Salir de una perspectiva de violencia en la dialéctica despojo/desigualdad/resistencia/represión que eventualmente se reproduzca por generaciones, supone que la democracia chilena actúe con decisión. En el corto plazo, debe hacerlo frontalmente contra el robo empresarial mafioso de madera y los otros tráficos con que se financia la insurgencia y tampoco aceptar sus destrucciones y violencias contra bienes y personas, pero con las exclusivas armas legítimas del Estado de derecho. Y también ofrecerle, aunque por el momento no la considere, una deliberación leal sobre su causa histórica y sus vías de salida. El Estado chileno debe empezar por reconocer el nulo avance en el reconocimiento de los derechos colectivos y autonómicos de los pueblos originarios, bloqueado de manera obtusa e irresponsable desde 1990 por la derecha, e iniciar el debate en serio de un pacto que deje atrás la república oligárquica y su incapacidad de reconocer la diversidad de orígenes de la nación chilena. Antes que sea demasiado tarde.

Recordemos que esto no es inédito, pues en parte terminó haciéndolo la colonización española en los dos siglos que siguieron a la férrea resistencia inicial mapuche a la invasión española (heredera de la resistencia a la invasión incaica décadas antes, contenida en la batalla del río Maule), a partir del primer “parlamento” de Quilín de 1641 y otros doce adicionales hasta 1814, que reconocieron en el río Bíobío una frontera nacional.

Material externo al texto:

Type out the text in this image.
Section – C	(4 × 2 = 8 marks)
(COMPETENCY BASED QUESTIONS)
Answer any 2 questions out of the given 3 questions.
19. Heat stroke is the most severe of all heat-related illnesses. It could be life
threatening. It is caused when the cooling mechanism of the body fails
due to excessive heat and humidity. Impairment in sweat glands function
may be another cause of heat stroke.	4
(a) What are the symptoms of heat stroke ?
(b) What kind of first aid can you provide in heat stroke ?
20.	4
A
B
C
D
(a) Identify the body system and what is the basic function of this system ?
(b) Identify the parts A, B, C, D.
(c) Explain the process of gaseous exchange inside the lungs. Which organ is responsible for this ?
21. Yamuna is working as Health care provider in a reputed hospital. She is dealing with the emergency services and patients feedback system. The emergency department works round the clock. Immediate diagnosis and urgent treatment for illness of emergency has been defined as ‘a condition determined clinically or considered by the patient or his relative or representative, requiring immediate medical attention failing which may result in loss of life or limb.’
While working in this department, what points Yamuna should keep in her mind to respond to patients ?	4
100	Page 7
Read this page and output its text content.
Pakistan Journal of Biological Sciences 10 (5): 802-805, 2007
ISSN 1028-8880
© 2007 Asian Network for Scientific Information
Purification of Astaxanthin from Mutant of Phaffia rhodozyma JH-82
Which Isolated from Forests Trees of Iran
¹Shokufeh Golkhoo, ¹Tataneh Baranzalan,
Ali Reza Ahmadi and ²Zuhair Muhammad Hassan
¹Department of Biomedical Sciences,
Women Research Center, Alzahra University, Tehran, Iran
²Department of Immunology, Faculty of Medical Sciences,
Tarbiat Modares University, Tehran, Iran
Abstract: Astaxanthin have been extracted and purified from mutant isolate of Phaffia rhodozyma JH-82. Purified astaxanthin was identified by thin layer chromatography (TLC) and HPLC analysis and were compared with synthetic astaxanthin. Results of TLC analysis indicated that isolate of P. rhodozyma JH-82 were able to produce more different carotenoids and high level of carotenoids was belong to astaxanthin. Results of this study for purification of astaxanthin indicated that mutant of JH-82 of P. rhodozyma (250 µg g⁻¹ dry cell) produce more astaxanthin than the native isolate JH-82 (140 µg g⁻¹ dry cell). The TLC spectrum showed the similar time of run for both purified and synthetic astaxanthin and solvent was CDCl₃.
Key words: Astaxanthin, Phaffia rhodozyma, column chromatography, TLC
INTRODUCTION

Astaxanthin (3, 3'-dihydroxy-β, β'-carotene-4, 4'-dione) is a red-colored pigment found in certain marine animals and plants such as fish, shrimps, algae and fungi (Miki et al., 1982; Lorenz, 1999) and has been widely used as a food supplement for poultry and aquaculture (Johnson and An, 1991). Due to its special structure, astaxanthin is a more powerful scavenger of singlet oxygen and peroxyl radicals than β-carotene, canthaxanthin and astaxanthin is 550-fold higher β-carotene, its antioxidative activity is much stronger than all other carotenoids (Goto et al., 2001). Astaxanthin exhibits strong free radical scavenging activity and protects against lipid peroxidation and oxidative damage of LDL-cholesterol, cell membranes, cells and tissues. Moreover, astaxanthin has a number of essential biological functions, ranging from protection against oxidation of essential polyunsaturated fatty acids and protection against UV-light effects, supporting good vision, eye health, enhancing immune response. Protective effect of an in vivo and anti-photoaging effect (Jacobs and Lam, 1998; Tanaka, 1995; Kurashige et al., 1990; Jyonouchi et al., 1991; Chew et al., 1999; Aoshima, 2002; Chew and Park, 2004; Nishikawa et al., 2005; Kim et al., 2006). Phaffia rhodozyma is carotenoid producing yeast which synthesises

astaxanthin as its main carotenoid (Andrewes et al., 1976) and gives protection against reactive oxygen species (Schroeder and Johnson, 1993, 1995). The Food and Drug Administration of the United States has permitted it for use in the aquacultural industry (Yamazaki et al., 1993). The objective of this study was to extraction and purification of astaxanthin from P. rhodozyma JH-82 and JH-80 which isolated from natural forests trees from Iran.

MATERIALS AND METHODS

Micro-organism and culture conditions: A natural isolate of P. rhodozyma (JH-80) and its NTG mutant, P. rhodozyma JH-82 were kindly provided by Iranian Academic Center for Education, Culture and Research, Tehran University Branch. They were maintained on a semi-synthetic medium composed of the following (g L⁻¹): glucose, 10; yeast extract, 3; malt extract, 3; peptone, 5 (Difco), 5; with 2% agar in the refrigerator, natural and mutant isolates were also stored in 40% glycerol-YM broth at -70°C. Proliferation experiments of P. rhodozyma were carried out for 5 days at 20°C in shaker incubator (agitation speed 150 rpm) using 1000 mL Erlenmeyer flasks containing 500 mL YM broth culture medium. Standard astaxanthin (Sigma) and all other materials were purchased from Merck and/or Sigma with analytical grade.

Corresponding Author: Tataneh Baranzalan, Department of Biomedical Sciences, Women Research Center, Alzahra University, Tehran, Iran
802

También lo hizo en el de Tapihue en 1925 la naciente república, que todavía reconocía a la nación mapuche: se lee en el tratado que “queda desde luego establecido, que el chileno que pase a robar a la tierra; y sea aprendido, será castigado por el Cacique bajo cuyo poder cayere; así como lo será con arreglo a las leyes del país el natural que se pillase en robos de este lado del Biobío, que es la línea divisoria de estos nuevos aliados hermanos“. Recuérdese, además, la notable carta de O’Higgins de 1819 a los pueblos originarios, no difundida durante 190 años, en la que los trata en pie de igualdad y que conocía muy bien -hablaba mapudungún- por su proveniencia de la zona del Bíobío (ver https://www.territorioancestral.cl/…/el-documento…/).

El tratado fue roto décadas más tarde por la ocupación de la Araucanía entre 1861 y 1883. La responsable fue la república oligárquica instaurada después de la guerra civil de 1929-1930, representando los intereses de terratenientes chilenos y neocoloniales en su afán de apropiación de tierras al sur del Bíobío, en alianza con sus equivalentes argentinos al otro lado de la cordillera y su mortal “Campaña del desierto” contra los puelches. Se afianzó de ese modo una tragedia histórica que requiere de una reparación progresiva a la altura del daño colectivo infligido en el marco de un Estado democrático y social de derecho que se entienda como expresión de una nación que reconoce en su seno a los pueblo-nación prehispánicos, les otorga derechos colectivos y los apoya en sus esfuerzos autónomos por mejorar las condiciones de vida en que se desenvuelven.